In January 1771 she began to present operas, including Artaxerxes by Thomas Arne, with Gaetano Guadagni in a leading role. Operatic performances were illegal without a royal licence; Madame Cornelys claimed unsuccessfully that they were charity benefits, as reported by Horace Walpole:To avoid the Act, she pretended to take no money, and had the assurance to advertise that the subscription was to provide coals for the poor. ... I concluded she would open a bawdy house next for the interests of the Foundling Hospital, and I am not quite mistaken, for they say one of her maids, gained by Mr. Hobart, affirms that she could not undergo the fatigue of making the beds so often. She and Guadagni were fined; at her next operatic presentation she charged extra to cover the fine.

She ultimately did apply for a licence, but her application was denied. In her application she states that:[on arriving in England and discovering] that the most extensive, most opulent, and most important City in Europe was the only one of note that had not a settled Entertainment for the select reception and amusement of the Nobility and Gentry, . . . after struggling with a Siege of Troubles during a longer Period than the Siege of Troy [and producing for the nobility and gentry] a species of a more elegant dramatic musical Amusement than any they had ever had before, [she had become embroiled in] vexatious and expensive Prosecutions, as interestedly litigious, as innocently incurred.

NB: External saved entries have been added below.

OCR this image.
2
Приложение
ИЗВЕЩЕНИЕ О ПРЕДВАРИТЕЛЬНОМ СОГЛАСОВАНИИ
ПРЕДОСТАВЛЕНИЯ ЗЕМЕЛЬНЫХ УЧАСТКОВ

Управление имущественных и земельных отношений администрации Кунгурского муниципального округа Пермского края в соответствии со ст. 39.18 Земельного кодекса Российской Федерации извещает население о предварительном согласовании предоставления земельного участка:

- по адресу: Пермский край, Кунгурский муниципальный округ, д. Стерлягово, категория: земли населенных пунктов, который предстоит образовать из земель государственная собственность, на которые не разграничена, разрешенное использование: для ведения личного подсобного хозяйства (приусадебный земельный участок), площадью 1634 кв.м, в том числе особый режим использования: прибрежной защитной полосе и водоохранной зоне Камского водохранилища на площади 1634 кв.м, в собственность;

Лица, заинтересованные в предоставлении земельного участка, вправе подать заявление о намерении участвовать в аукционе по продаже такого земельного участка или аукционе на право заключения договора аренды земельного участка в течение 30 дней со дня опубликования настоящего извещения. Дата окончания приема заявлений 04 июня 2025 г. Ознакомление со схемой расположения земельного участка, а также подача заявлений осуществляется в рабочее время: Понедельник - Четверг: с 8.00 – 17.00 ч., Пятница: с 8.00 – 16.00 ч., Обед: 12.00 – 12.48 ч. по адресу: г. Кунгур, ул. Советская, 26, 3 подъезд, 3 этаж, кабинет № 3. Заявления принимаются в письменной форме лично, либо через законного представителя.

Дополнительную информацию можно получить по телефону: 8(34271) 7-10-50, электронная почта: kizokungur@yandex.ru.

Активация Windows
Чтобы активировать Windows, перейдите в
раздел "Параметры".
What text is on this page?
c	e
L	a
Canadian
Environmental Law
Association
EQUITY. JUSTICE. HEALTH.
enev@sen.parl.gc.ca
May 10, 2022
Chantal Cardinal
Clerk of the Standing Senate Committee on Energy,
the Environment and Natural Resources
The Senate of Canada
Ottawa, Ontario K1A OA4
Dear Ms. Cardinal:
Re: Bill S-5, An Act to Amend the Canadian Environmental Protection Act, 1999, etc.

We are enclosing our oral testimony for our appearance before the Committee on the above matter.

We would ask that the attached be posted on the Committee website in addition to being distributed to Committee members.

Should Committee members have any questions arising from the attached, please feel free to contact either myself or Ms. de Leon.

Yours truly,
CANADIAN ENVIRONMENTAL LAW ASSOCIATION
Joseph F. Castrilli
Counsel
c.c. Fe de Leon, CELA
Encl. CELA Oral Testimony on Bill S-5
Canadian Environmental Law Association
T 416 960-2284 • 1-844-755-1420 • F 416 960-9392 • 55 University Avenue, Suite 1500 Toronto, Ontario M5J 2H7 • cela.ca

==Imprisonment and death==
Madame Cornelys was in and out of debt and debtors' prison again and again until, in 1772, Carlisle House was seized and its contents auctioned off. A group of her creditors bought it for a low price at a hastily arranged auction sale. Meanwhile, having secured her release from prison, she bought a hotel in Southampton and ran it until it failed; in 1775, back in London, she organised a Venetian regatta on the Thames and then returned to Carlisle House, this time as manager. She held two immensely successful seasons of "rural masquerades", decorating the interiors of the reception rooms with fresh turf, hedges, exotic blooms, goldfish swimming in a fountain and pine trees in the concert room. However, she then slid back into bankruptcy, and in 1779 was imprisoned in the King's Bench Prison. She escaped in June 1780 when the prison was set on fire during the Gordon Riots, but was recaptured in Westminster in August.

In 1795 she was using the name Mrs Smith and selling asses' milk in Knightsbridge; she tried unsuccessfully to organise a series of breakfasts with royal patronage. Her son, whom she had sent for to help her run Carlisle House, had not been much help then, having been raised as an idle aristocrat, but he did help support her in her later years; he was a tutor to the Earl of Pomfret, but predeceased his mother. She died in the Fleet Prison, aged 74, apparently from breast cancer. Actress Becky Wells, who visited her there, reported that "in stepping into the carriage to go to prison, she struck her breast against the door, which caused her a most shocking cancer."